Und eines Abends verließ Berthe das Spital. Eines Sommerabends, eines Herbstabends? ... Die schönen Tage waren nicht mehr. Es war ein Abend, an dem Berthe keinen Sou in der Tasche hatte ... Sie suchte Pierre auf, wie man hundert Sous holen geht. Er studierte in seinem Zimmer mit der Willenskraft des Lothringers, der seinen Weg machen will, doch ohne Begeisterung, denn das Studium der einsamen jungen Leute ist freudlos. Er hatte ihren Brief beantwortet und ihre Kränkungen vergessen, sie hatte ihm geantwortet, daß sie ihm glaube.

Sie kam, ohne daß er sie erwartet hätte. Etwas lag zwischen ihnen und jeder fühlte rings um sich, was es war. Aber man soll sich überwinden und das Ehrgefühl ausschalten, wenn man arm ist. Noch etwas lag zwischen ihnen, was Mann und Frau scheidet: sie dachte daran, daß sie keinen Sou besaß, er dachte daran, daß ihn der Besuch fünf Francs kosten werde.

Zunächst muß man leben, dann kann man Gefühle haben. Erst am nächsten Morgen verließ Berthe Pierre, um sich bei Maurices Mutter, die sie flüchtig kannte, Nachrichten zu holen.

Sie kam in dem kleinen Laden in Plaisance gegen zehn Uhr an.

Die andre sagte:

»Ah! Da sind Sie! Sie!«

Sie ließ sie in den Hinterraum treten, und ohne sich zu setzen, legte sie schon los.

»Ihretwegen hat mein Sohn das getan! Ich weiß alles, daß Sie ihn mit Ihrer Krankheit angesteckt haben, mit dieser Fäulnis, und ich weiß auch, wo Sie herkommen. Mädchen wie Sie sind ein Unglück!«

Sie fuhr lange fort und redete dicke und unterstrichene Phrasen. In dem Hinterraum des Ladens schienen die polierten Möbel die Worte widerzuspiegeln und ihnen Kraft zu verleihen, so daß sie wie ein Beispiel von Tugend sich der Verkommenheit entgegenzurecken schienen.

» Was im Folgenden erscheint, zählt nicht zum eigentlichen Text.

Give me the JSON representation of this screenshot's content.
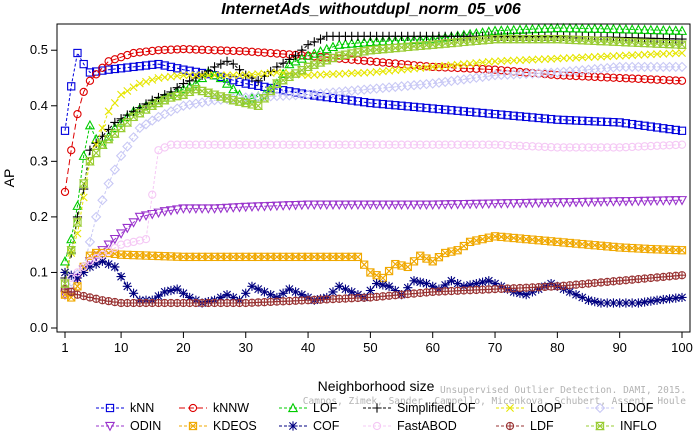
{
  "chart_data": {
    "type": "line",
    "title": "InternetAds_withoutdupl_norm_05_v06",
    "xlabel": "Neighborhood size",
    "ylabel": "AP",
    "xlim": [
      1,
      100
    ],
    "ylim": [
      0,
      0.54
    ],
    "x_ticks": [
      "1",
      "10",
      "20",
      "30",
      "40",
      "50",
      "60",
      "70",
      "80",
      "90",
      "100"
    ],
    "y_ticks": [
      "0.0",
      "0.1",
      "0.2",
      "0.3",
      "0.4",
      "0.5"
    ],
    "grid": "none",
    "legend_position": "bottom",
    "watermark_lines": [
      "Campos, Zimek, Sander, Campello, Micenkova, Schubert, Assent, Houle",
      "Unsupervised Outlier Detection. DAMI, 2015."
    ],
    "series": [
      {
        "name": "kNN",
        "color": "#0000dd",
        "marker": "square",
        "dash": "3,2",
        "points": [
          [
            1,
            0.355
          ],
          [
            2,
            0.435
          ],
          [
            3,
            0.495
          ],
          [
            4,
            0.475
          ],
          [
            5,
            0.46
          ],
          [
            8,
            0.465
          ],
          [
            12,
            0.47
          ],
          [
            16,
            0.475
          ],
          [
            20,
            0.465
          ],
          [
            25,
            0.455
          ],
          [
            30,
            0.44
          ],
          [
            35,
            0.43
          ],
          [
            40,
            0.42
          ],
          [
            50,
            0.405
          ],
          [
            60,
            0.395
          ],
          [
            70,
            0.385
          ],
          [
            80,
            0.375
          ],
          [
            90,
            0.37
          ],
          [
            100,
            0.355
          ]
        ]
      },
      {
        "name": "kNNW",
        "color": "#dd0000",
        "marker": "circle",
        "dash": "6,3",
        "points": [
          [
            1,
            0.245
          ],
          [
            2,
            0.32
          ],
          [
            3,
            0.385
          ],
          [
            4,
            0.425
          ],
          [
            5,
            0.445
          ],
          [
            8,
            0.48
          ],
          [
            12,
            0.495
          ],
          [
            16,
            0.5
          ],
          [
            20,
            0.502
          ],
          [
            25,
            0.5
          ],
          [
            30,
            0.498
          ],
          [
            40,
            0.49
          ],
          [
            50,
            0.48
          ],
          [
            60,
            0.47
          ],
          [
            70,
            0.465
          ],
          [
            80,
            0.455
          ],
          [
            90,
            0.45
          ],
          [
            100,
            0.445
          ]
        ]
      },
      {
        "name": "LOF",
        "color": "#00cc00",
        "marker": "triangle-up",
        "dash": "3,2",
        "points": [
          [
            1,
            0.12
          ],
          [
            2,
            0.16
          ],
          [
            3,
            0.22
          ],
          [
            4,
            0.31
          ],
          [
            5,
            0.365
          ],
          [
            6,
            0.34
          ],
          [
            7,
            0.33
          ],
          [
            9,
            0.36
          ],
          [
            12,
            0.39
          ],
          [
            15,
            0.405
          ],
          [
            18,
            0.42
          ],
          [
            20,
            0.43
          ],
          [
            22,
            0.44
          ],
          [
            24,
            0.46
          ],
          [
            26,
            0.45
          ],
          [
            28,
            0.43
          ],
          [
            30,
            0.41
          ],
          [
            33,
            0.42
          ],
          [
            35,
            0.44
          ],
          [
            37,
            0.475
          ],
          [
            40,
            0.49
          ],
          [
            45,
            0.51
          ],
          [
            50,
            0.515
          ],
          [
            60,
            0.52
          ],
          [
            70,
            0.535
          ],
          [
            80,
            0.54
          ],
          [
            90,
            0.538
          ],
          [
            100,
            0.535
          ]
        ]
      },
      {
        "name": "SimplifiedLOF",
        "color": "#000000",
        "marker": "plus",
        "dash": "3,2",
        "points": [
          [
            1,
            0.09
          ],
          [
            2,
            0.135
          ],
          [
            3,
            0.2
          ],
          [
            4,
            0.25
          ],
          [
            5,
            0.32
          ],
          [
            7,
            0.345
          ],
          [
            9,
            0.37
          ],
          [
            12,
            0.39
          ],
          [
            15,
            0.41
          ],
          [
            18,
            0.425
          ],
          [
            20,
            0.44
          ],
          [
            23,
            0.455
          ],
          [
            25,
            0.47
          ],
          [
            27,
            0.48
          ],
          [
            28,
            0.475
          ],
          [
            30,
            0.455
          ],
          [
            32,
            0.445
          ],
          [
            35,
            0.47
          ],
          [
            38,
            0.49
          ],
          [
            40,
            0.51
          ],
          [
            43,
            0.525
          ],
          [
            50,
            0.525
          ],
          [
            60,
            0.525
          ],
          [
            70,
            0.525
          ],
          [
            80,
            0.525
          ],
          [
            90,
            0.523
          ],
          [
            100,
            0.52
          ]
        ]
      },
      {
        "name": "LoOP",
        "color": "#e6e600",
        "marker": "x",
        "dash": "3,2",
        "points": [
          [
            1,
            0.1
          ],
          [
            3,
            0.17
          ],
          [
            5,
            0.3
          ],
          [
            8,
            0.39
          ],
          [
            10,
            0.42
          ],
          [
            13,
            0.44
          ],
          [
            16,
            0.45
          ],
          [
            20,
            0.455
          ],
          [
            25,
            0.455
          ],
          [
            30,
            0.455
          ],
          [
            35,
            0.46
          ],
          [
            40,
            0.455
          ],
          [
            50,
            0.46
          ],
          [
            60,
            0.47
          ],
          [
            70,
            0.48
          ],
          [
            80,
            0.485
          ],
          [
            90,
            0.49
          ],
          [
            100,
            0.495
          ]
        ]
      },
      {
        "name": "LDOF",
        "color": "#c8c8f5",
        "marker": "diamond",
        "dash": "3,2",
        "points": [
          [
            1,
            0.07
          ],
          [
            4,
            0.11
          ],
          [
            6,
            0.2
          ],
          [
            8,
            0.26
          ],
          [
            10,
            0.31
          ],
          [
            13,
            0.36
          ],
          [
            16,
            0.38
          ],
          [
            20,
            0.4
          ],
          [
            25,
            0.41
          ],
          [
            30,
            0.415
          ],
          [
            40,
            0.42
          ],
          [
            50,
            0.43
          ],
          [
            60,
            0.44
          ],
          [
            70,
            0.455
          ],
          [
            80,
            0.46
          ],
          [
            90,
            0.47
          ],
          [
            100,
            0.47
          ]
        ]
      },
      {
        "name": "ODIN",
        "color": "#9933cc",
        "marker": "triangle-down",
        "dash": "3,2",
        "points": [
          [
            1,
            0.06
          ],
          [
            2,
            0.065
          ],
          [
            3,
            0.09
          ],
          [
            4,
            0.105
          ],
          [
            5,
            0.12
          ],
          [
            7,
            0.14
          ],
          [
            9,
            0.16
          ],
          [
            11,
            0.18
          ],
          [
            13,
            0.2
          ],
          [
            15,
            0.205
          ],
          [
            17,
            0.21
          ],
          [
            20,
            0.215
          ],
          [
            25,
            0.215
          ],
          [
            30,
            0.218
          ],
          [
            40,
            0.222
          ],
          [
            50,
            0.222
          ],
          [
            60,
            0.222
          ],
          [
            70,
            0.224
          ],
          [
            80,
            0.226
          ],
          [
            90,
            0.228
          ],
          [
            100,
            0.23
          ]
        ]
      },
      {
        "name": "KDEOS",
        "color": "#f0a800",
        "marker": "square-cross",
        "dash": "3,2",
        "points": [
          [
            1,
            0.06
          ],
          [
            2,
            0.055
          ],
          [
            3,
            0.075
          ],
          [
            4,
            0.11
          ],
          [
            5,
            0.13
          ],
          [
            6,
            0.135
          ],
          [
            8,
            0.135
          ],
          [
            10,
            0.132
          ],
          [
            15,
            0.13
          ],
          [
            20,
            0.128
          ],
          [
            25,
            0.128
          ],
          [
            30,
            0.128
          ],
          [
            35,
            0.128
          ],
          [
            40,
            0.128
          ],
          [
            45,
            0.128
          ],
          [
            48,
            0.128
          ],
          [
            50,
            0.1
          ],
          [
            52,
            0.09
          ],
          [
            54,
            0.115
          ],
          [
            56,
            0.11
          ],
          [
            58,
            0.13
          ],
          [
            60,
            0.12
          ],
          [
            62,
            0.135
          ],
          [
            64,
            0.14
          ],
          [
            66,
            0.155
          ],
          [
            68,
            0.16
          ],
          [
            70,
            0.165
          ],
          [
            75,
            0.16
          ],
          [
            80,
            0.155
          ],
          [
            85,
            0.15
          ],
          [
            90,
            0.145
          ],
          [
            95,
            0.142
          ],
          [
            100,
            0.14
          ]
        ]
      },
      {
        "name": "COF",
        "color": "#000080",
        "marker": "asterisk",
        "dash": "3,2",
        "points": [
          [
            1,
            0.1
          ],
          [
            3,
            0.09
          ],
          [
            5,
            0.11
          ],
          [
            7,
            0.12
          ],
          [
            9,
            0.11
          ],
          [
            11,
            0.075
          ],
          [
            13,
            0.05
          ],
          [
            15,
            0.05
          ],
          [
            17,
            0.065
          ],
          [
            19,
            0.07
          ],
          [
            21,
            0.055
          ],
          [
            23,
            0.045
          ],
          [
            25,
            0.05
          ],
          [
            27,
            0.06
          ],
          [
            29,
            0.05
          ],
          [
            31,
            0.075
          ],
          [
            33,
            0.065
          ],
          [
            35,
            0.055
          ],
          [
            37,
            0.07
          ],
          [
            39,
            0.06
          ],
          [
            41,
            0.05
          ],
          [
            43,
            0.055
          ],
          [
            45,
            0.075
          ],
          [
            47,
            0.065
          ],
          [
            49,
            0.055
          ],
          [
            51,
            0.08
          ],
          [
            53,
            0.075
          ],
          [
            55,
            0.06
          ],
          [
            57,
            0.085
          ],
          [
            59,
            0.08
          ],
          [
            61,
            0.07
          ],
          [
            63,
            0.085
          ],
          [
            65,
            0.075
          ],
          [
            67,
            0.08
          ],
          [
            69,
            0.085
          ],
          [
            71,
            0.075
          ],
          [
            73,
            0.065
          ],
          [
            75,
            0.06
          ],
          [
            77,
            0.07
          ],
          [
            79,
            0.08
          ],
          [
            81,
            0.07
          ],
          [
            83,
            0.06
          ],
          [
            85,
            0.05
          ],
          [
            87,
            0.045
          ],
          [
            90,
            0.045
          ],
          [
            93,
            0.045
          ],
          [
            96,
            0.05
          ],
          [
            100,
            0.055
          ]
        ]
      },
      {
        "name": "FastABOD",
        "color": "#f5c8f5",
        "marker": "circle",
        "dash": "3,2",
        "points": [
          [
            1,
            0.08
          ],
          [
            5,
            0.12
          ],
          [
            10,
            0.15
          ],
          [
            14,
            0.16
          ],
          [
            16,
            0.32
          ],
          [
            18,
            0.33
          ],
          [
            20,
            0.33
          ],
          [
            25,
            0.33
          ],
          [
            30,
            0.33
          ],
          [
            40,
            0.33
          ],
          [
            50,
            0.33
          ],
          [
            60,
            0.33
          ],
          [
            70,
            0.33
          ],
          [
            80,
            0.325
          ],
          [
            90,
            0.325
          ],
          [
            100,
            0.33
          ]
        ]
      },
      {
        "name": "LDF",
        "color": "#993333",
        "marker": "circle-plus",
        "dash": "3,2",
        "points": [
          [
            1,
            0.07
          ],
          [
            2,
            0.065
          ],
          [
            3,
            0.06
          ],
          [
            5,
            0.055
          ],
          [
            7,
            0.05
          ],
          [
            10,
            0.045
          ],
          [
            15,
            0.045
          ],
          [
            20,
            0.045
          ],
          [
            25,
            0.045
          ],
          [
            30,
            0.045
          ],
          [
            40,
            0.05
          ],
          [
            50,
            0.055
          ],
          [
            60,
            0.065
          ],
          [
            70,
            0.07
          ],
          [
            80,
            0.075
          ],
          [
            90,
            0.085
          ],
          [
            100,
            0.095
          ]
        ]
      },
      {
        "name": "INFLO",
        "color": "#99cc33",
        "marker": "hourglass",
        "dash": "3,2",
        "points": [
          [
            1,
            0.08
          ],
          [
            2,
            0.14
          ],
          [
            3,
            0.19
          ],
          [
            4,
            0.26
          ],
          [
            5,
            0.3
          ],
          [
            7,
            0.33
          ],
          [
            9,
            0.35
          ],
          [
            12,
            0.38
          ],
          [
            15,
            0.4
          ],
          [
            18,
            0.415
          ],
          [
            20,
            0.42
          ],
          [
            22,
            0.43
          ],
          [
            25,
            0.42
          ],
          [
            28,
            0.41
          ],
          [
            30,
            0.405
          ],
          [
            32,
            0.4
          ],
          [
            35,
            0.44
          ],
          [
            40,
            0.47
          ],
          [
            45,
            0.49
          ],
          [
            50,
            0.5
          ],
          [
            60,
            0.51
          ],
          [
            70,
            0.52
          ],
          [
            80,
            0.52
          ],
          [
            90,
            0.515
          ],
          [
            100,
            0.51
          ]
        ]
      }
    ]
  }
}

Sie sprach, sehr sauber und wohlgekämmt, mit der Entrüstung der ehrsamen Frau und am Ende der Abrechnung drückte sie, da ihr Sohn Berthe nicht vergesse, die Hoffnung aus, auch Berthe würde ihren Sohn nicht vergessen und ihm von Zeit zu Zeit ein Fünffrancsstück schicken.

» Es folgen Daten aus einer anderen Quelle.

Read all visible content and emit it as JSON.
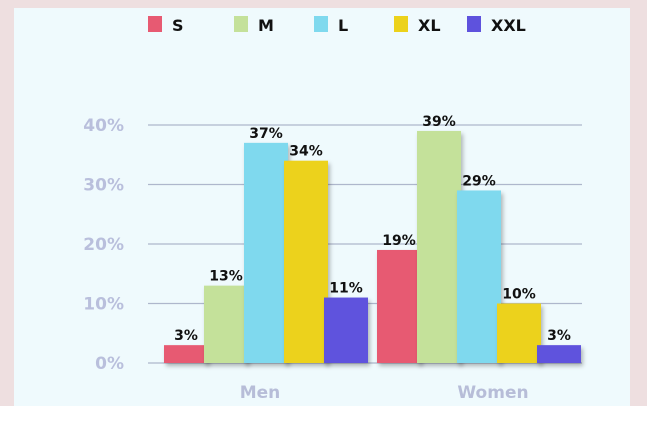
{
  "chart_data": {
    "type": "bar",
    "categories": [
      "Men",
      "Women"
    ],
    "series": [
      {
        "name": "S",
        "color": "#e75a72",
        "values": [
          3,
          19
        ]
      },
      {
        "name": "M",
        "color": "#c4e19a",
        "values": [
          13,
          39
        ]
      },
      {
        "name": "L",
        "color": "#7fd9ee",
        "values": [
          37,
          29
        ]
      },
      {
        "name": "XL",
        "color": "#ecd21b",
        "values": [
          34,
          10
        ]
      },
      {
        "name": "XXL",
        "color": "#5e52dd",
        "values": [
          11,
          3
        ]
      }
    ],
    "data_labels": [
      [
        "3%",
        "19%"
      ],
      [
        "13%",
        "39%"
      ],
      [
        "37%",
        "29%"
      ],
      [
        "34%",
        "10%"
      ],
      [
        "11%",
        "3%"
      ]
    ],
    "yticks": [
      0,
      10,
      20,
      30,
      40
    ],
    "ytick_labels": [
      "0%",
      "10%",
      "20%",
      "30%",
      "40%"
    ],
    "ylim": [
      0,
      40
    ],
    "grid": true,
    "legend_position": "top",
    "title": "",
    "xlabel": "",
    "ylabel": ""
  }
}
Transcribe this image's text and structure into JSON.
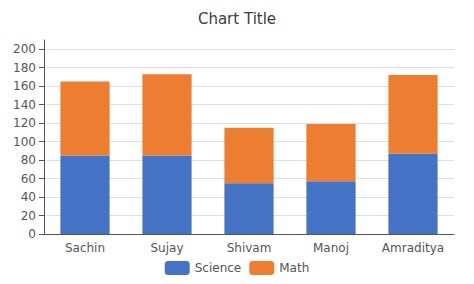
{
  "chart_data": {
    "type": "bar",
    "title": "Chart Title",
    "categories": [
      "Sachin",
      "Sujay",
      "Shivam",
      "Manoj",
      "Amraditya"
    ],
    "series": [
      {
        "name": "Science",
        "color": "#4472C4",
        "values": [
          85,
          85,
          55,
          57,
          87
        ]
      },
      {
        "name": "Math",
        "color": "#ED7D31",
        "values": [
          80,
          88,
          60,
          62,
          85
        ]
      }
    ],
    "stacked": true,
    "ylim": [
      0,
      210
    ],
    "yticks": [
      0,
      20,
      40,
      60,
      80,
      100,
      120,
      140,
      160,
      180,
      200
    ],
    "grid": true,
    "legend": "bottom"
  }
}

Berthe betrachtete gesenkten Hauptes ihre Hände, errötete, hörte der alten Frau zu, wobei ihr die Gedanken ganz wirr durcheinandergingen, wußte nicht mehr, was werden sollte, beugte ihre sanftmütige Seele und fühlte sich schuldig. An manchen Tagen war sie so gütig, daß sie kein Empfinden für das Unrecht hatte, das man ihr antat.

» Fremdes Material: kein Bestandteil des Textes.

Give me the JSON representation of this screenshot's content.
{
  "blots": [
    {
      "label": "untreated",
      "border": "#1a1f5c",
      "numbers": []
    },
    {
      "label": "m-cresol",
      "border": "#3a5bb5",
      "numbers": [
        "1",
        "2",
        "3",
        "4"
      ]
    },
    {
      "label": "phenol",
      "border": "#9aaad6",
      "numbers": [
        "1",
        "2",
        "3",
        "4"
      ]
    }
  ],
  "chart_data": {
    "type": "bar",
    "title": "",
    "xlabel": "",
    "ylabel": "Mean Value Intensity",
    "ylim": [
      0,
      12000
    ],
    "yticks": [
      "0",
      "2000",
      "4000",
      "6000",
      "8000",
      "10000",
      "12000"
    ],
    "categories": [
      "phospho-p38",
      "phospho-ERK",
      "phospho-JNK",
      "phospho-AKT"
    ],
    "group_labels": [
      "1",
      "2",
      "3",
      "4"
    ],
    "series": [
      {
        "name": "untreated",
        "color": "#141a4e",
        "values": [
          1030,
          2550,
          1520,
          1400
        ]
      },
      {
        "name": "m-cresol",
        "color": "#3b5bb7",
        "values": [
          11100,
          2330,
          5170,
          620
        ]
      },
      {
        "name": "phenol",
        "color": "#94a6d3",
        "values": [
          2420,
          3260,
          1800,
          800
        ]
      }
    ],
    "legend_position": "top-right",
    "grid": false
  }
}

Sie ging zu ihrer Schwester Blanche.

Um nichts in der Welt hätte man geglaubt, daß Blanche die Schwester Berthes sei. Sie war ein Mädchen von siebzehn Jahren, rosig und blond, doch wenn ihre Haut jung und straff war, so ließen ihre Kleider und ihre Haltung keinen Gedanken an Jugend zu, und auf der Straße galt sie in den Augen der Zuhälter als der Inbegriff dessen, was man einen »Schweinigel« nennt. Ihre über der Stirn kurz geschnittenen Haare waren an den Schläfen gelockt und in Ringel gedreht, nach der Sitte der Freudenmädchen in den Vorstädten, nach der ewigen Regel, daß Menschen desselben Berufes sich gleich tragen und von gleichem Stolz erfüllt sind. Sie ging ohne Hut, die Hände in den Schürzentaschen, den Leib vorgewölbt und die Füße nachschleifend, wie man Pantoffeln schleift. Seit ihrer Kinderzeit, in der sie ihrer Herrin hundert Sous gestohlen hatte, war ein Tag gekommen, an dem sie in einem Hotel ihre Jungfernschaft in den Händen eines Zuhälters gelassen hatte, und andre Tage, an denen alle Gaben ihres Leibes und ihres Geistes sie der Laufbahn entgegenstießen, die sie später freiwillig wählte. Sie lebte zufrieden in ihrer Welt, nahm unwillkürlich deren Benehmen und Sprache an, ganz jung noch wurde sie öffentliches Mädchen, wie Musset Dichter wurde, ganz jung noch. Syphilitisch von Beruf, ohne einen Blick des Bedauerns zurückzuwerfen, hatte sie den Kopf voll Läuse, ohne daß ihr der Wunsch nach Sauberkeit kam, und ihre Röcke verbreiteten einen Geruch von Laster und Schmutz um sich, der die Männer anzog. Sie lebte vergnügt und skrupellos, und da das Geld ein Ziel auf dieser Erde ist, hatte sie keine Vorstellung vom Guten oder von Ehrsamkeit und fühlte sich glücklich wie ein Mensch am Ziele in dem Augenblick, wo sie die Taschen voll Geld hatte.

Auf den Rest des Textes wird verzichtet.